Jim Twiggs (3): "(Dowling) goes on to say that in Pale Fire, the Nabokov-like narrator is telling the story as a voice that, if it survives, will have exactly the same status as John Shade and Kinbote's. Here, it seems to me, he is either wrong or his point is trivial...In Pale Fire as most of us read it, Shade, Kinbote, and Jack Grey are on the same fictive level. Gradus, however is not on this level. Gradus is a character within Kinbote's story...If the N-LN's sole function is to be Nabokov's stand-in as creator of the novel, this is only slightly more interesting than Hitchcock strolling into one of his own movies...structurally it is trivial. All it does is push Kinbote, Shade, Grey, and Gradus up one notch on the fictive scale. All the old questions remain untouched.The second possibility is that the N-LN and Kinbote are one and the same. In this version, the N-LN is the ground-level personality whose insanity lies in thinking he is Charles the Beloved, the deposed king of Zembla. It is the N-LN, so conceived, who comes into view when the Kinbote mask slips." ..."In the second passage Kinbote goes in and out of his two identities. In describing a possible play, he gives away the plot of the novel (as he sees it) and shows a clear awareness that he is a deranged figment of his (as it turns out, Botkin's) own imagination. In the final possibility (and I believe the one that has come true)-- "I may huddle and groan in a madhouse" 
 
Mary Bellino: "I assume a fairly straightforward, "traditional" reading of PF, positing an insane Kinbote who may or may not be V. Botkin, whose Zemblan life is a figment of his imagination but whose reportage of _events_ in New Wye is reliable (he did receive a note that said "You have h.......s real bad") even though his _interpretation_ of these events is wildly and transparently inaccurate (the note referred to halitosis, not hallucinations).

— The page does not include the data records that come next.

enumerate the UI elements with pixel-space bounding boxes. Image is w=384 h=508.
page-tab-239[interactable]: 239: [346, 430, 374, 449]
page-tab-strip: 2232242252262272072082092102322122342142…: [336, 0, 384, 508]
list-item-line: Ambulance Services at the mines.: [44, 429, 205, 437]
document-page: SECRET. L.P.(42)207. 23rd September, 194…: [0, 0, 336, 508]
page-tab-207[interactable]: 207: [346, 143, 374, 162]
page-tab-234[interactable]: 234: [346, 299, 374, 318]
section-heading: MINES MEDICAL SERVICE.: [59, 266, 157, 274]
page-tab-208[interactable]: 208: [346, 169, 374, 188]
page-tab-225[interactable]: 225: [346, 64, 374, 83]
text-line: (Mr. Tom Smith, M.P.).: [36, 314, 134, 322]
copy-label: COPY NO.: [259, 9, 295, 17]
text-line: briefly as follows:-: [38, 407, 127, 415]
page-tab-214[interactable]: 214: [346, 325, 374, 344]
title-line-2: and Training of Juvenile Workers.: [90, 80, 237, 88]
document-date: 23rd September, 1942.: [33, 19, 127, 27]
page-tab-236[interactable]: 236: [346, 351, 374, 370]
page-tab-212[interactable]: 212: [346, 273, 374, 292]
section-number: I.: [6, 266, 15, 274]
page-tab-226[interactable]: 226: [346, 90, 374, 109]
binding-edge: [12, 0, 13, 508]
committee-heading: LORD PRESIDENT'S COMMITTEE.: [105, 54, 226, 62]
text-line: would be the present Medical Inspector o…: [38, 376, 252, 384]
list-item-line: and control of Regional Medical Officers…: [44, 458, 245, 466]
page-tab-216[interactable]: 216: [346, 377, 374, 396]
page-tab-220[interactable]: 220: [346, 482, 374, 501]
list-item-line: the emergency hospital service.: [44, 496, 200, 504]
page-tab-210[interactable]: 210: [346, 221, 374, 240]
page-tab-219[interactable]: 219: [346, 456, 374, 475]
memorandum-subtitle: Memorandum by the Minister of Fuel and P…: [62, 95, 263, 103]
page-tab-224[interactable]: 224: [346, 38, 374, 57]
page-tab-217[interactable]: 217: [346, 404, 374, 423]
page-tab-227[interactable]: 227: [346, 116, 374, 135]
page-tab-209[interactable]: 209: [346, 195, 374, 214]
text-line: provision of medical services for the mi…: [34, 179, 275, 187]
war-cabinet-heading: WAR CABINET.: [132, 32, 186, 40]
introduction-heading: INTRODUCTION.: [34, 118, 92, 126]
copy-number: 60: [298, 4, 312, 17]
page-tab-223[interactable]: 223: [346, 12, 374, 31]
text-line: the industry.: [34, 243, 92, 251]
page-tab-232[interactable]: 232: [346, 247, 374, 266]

This reading may also be extended to cover the Shade-as-author theory, if we assume that Shade went to extraordinary lengths to create verisimilitude in the account of the writing and publishing of "Kinbote's" commentary."
 
(this is the first instalment, part II will be submitted to our Eds soon. I wish the postings were briefer.)
 
..........................................................

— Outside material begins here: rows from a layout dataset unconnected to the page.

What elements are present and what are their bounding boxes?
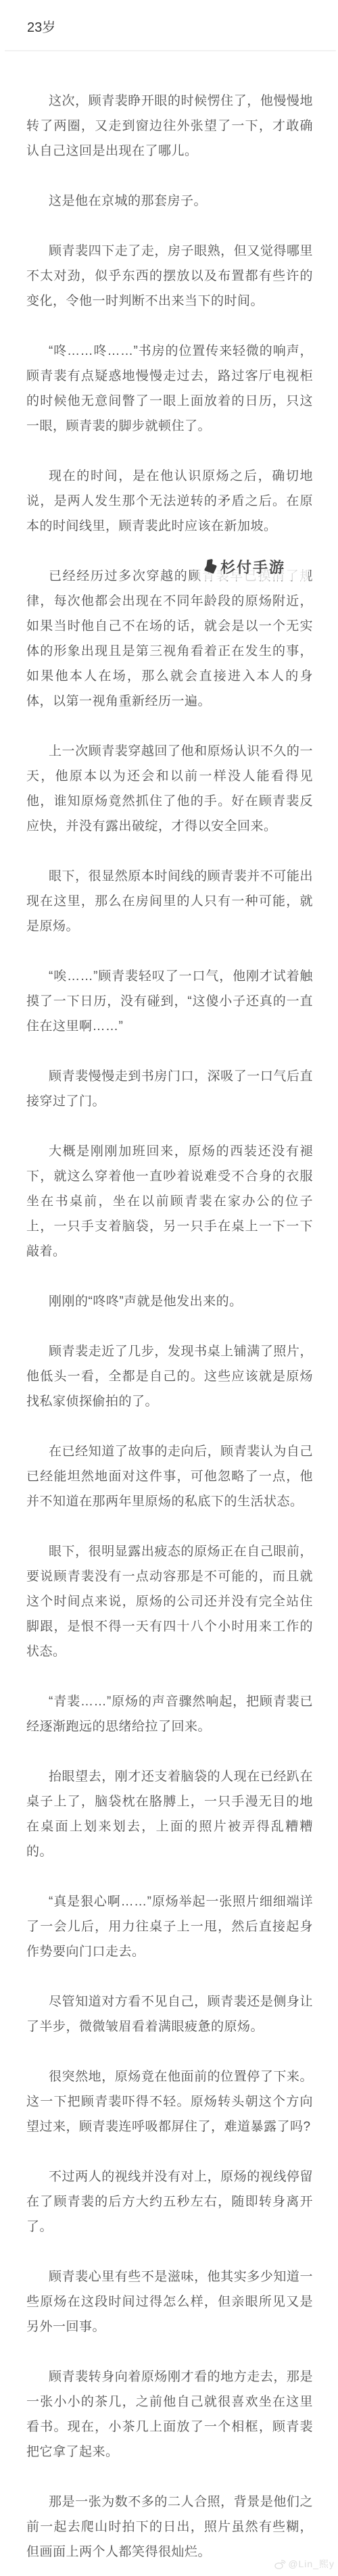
paragraph: “咚……咚……”书房的位置传来轻微的响声，顾青裴有点疑惑地慢慢走过去，路过客厅电… [26, 339, 313, 439]
paragraph: 大概是刚刚加班回来，原炀的西装还没有褪下，就这么穿着他一直吵着说难受不合身的衣服… [26, 1139, 313, 1264]
paragraph: 这次，顾青裴睁开眼的时候愣住了，他慢慢地转了两圈，又走到窗边往外张望了一下，才敢… [26, 89, 313, 164]
paragraph: 抬眼望去，刚才还支着脑袋的人现在已经趴在桌子上了，脑袋枕在胳膊上，一只手漫无目的… [26, 1764, 313, 1864]
paragraph: 顾青裴转身向着原炀刚才看的地方走去，那是一张小小的茶几，之前他自己就很喜欢坐在这… [26, 2364, 313, 2464]
paragraph: 那是一张为数不多的二人合照，背景是他们之前一起去爬山时拍下的日出，照片虽然有些糊… [26, 2489, 313, 2565]
chapter-title: 23岁 [27, 18, 311, 37]
paragraph: 很突然地，原炀竟在他面前的位置停了下来。这一下把顾青裴吓得不轻。原炀转头朝这个方… [26, 2064, 313, 2139]
paragraph: 顾青裴走近了几步，发现书桌上铺满了照片，他低头一看，全都是自己的。这些应该就是原… [26, 1339, 313, 1414]
paragraph: “真是狠心啊……”原炀举起一张照片细细端详了一会儿后，用力往桌子上一甩，然后直接… [26, 1889, 313, 1964]
paragraph: 这是他在京城的那套房子。 [26, 189, 313, 214]
chapter-body: 这次，顾青裴睁开眼的时候愣住了，他慢慢地转了两圈，又走到窗边往外张望了一下，才敢… [0, 51, 338, 2565]
paragraph: 上一次顾青裴穿越回了他和原炀认识不久的一天，他原本以为还会和以前一样没人能看得见… [26, 739, 313, 839]
paragraph: 在已经知道了故事的走向后，顾青裴认为自己已经能坦然地面对这件事，可他忽略了一点，… [26, 1439, 313, 1514]
paragraph: 顾青裴慢慢走到书房门口，深吸了一口气后直接穿过了门。 [26, 1064, 313, 1114]
paragraph: “青裴……”原炀的声音骤然响起，把顾青裴已经逐渐跑远的思绪给拉了回来。 [26, 1689, 313, 1739]
paragraph: 顾青裴心里有些不是滋味，他其实多少知道一些原炀在这段时间过得怎么样，但亲眼所见又… [26, 2264, 313, 2339]
paragraph: 眼下，很显然原本时间线的顾青裴并不可能出现在这里，那么在房间里的人只有一种可能，… [26, 864, 313, 939]
paragraph: 现在的时间，是在他认识原炀之后，确切地说，是两人发生那个无法逆转的矛盾之后。在原… [26, 464, 313, 539]
paragraph: 已经经历过多次穿越的顾青裴早已摸清了规律，每次他都会出现在不同年龄段的原炀附近，… [26, 564, 313, 714]
paragraph: 不过两人的视线并没有对上，原炀的视线停留在了顾青裴的后方大约五秒左右，随即转身离… [26, 2164, 313, 2239]
paragraph: “唉……”顾青裴轻叹了一口气，他刚才试着触摸了一下日历，没有碰到，“这傻小子还真… [26, 964, 313, 1039]
reader-page: 23岁 这次，顾青裴睁开眼的时候愣住了，他慢慢地转了两圈，又走到窗边往外张望了一… [0, 0, 338, 2576]
chapter-header: 23岁 [0, 0, 338, 37]
paragraph: 尽管知道对方看不见自己，顾青裴还是侧身让了半步，微微皱眉看着满眼疲惫的原炀。 [26, 1989, 313, 2039]
paragraph: 刚刚的“咚咚”声就是他发出来的。 [26, 1289, 313, 1314]
paragraph: 顾青裴四下走了走，房子眼熟，但又觉得哪里不太对劲，似乎东西的摆放以及布置都有些许… [26, 239, 313, 314]
paragraph: 眼下，很明显露出疲态的原炀正在自己眼前，要说顾青裴没有一点动容那是不可能的，而且… [26, 1539, 313, 1664]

* "Gradus is now much nearer to us in space and time...his human incompleteness ...we may concede, doctor, that our half-man was also half mad" and "My own opinion, which I would like the doctor to confirm, is that the French sandwich was engaged in an intestinal internecine war..." Compare to Shade: "But, Doctor, I was dead!/ He smiled. "Not quite: just half a shade."  Or Kinbote's note to it: "Another fine example of our poet’s special brand of combinational magic. The subtle pun here turns on two additional meanings of "shade"...The doctor is made to suggest that not only did Shade retain in his trance half of his identity but that he was also half a ghost. Knowing the particular medical man who treated my friend at the time, I venture to add that he is far too stodgy to have displayed any such wit."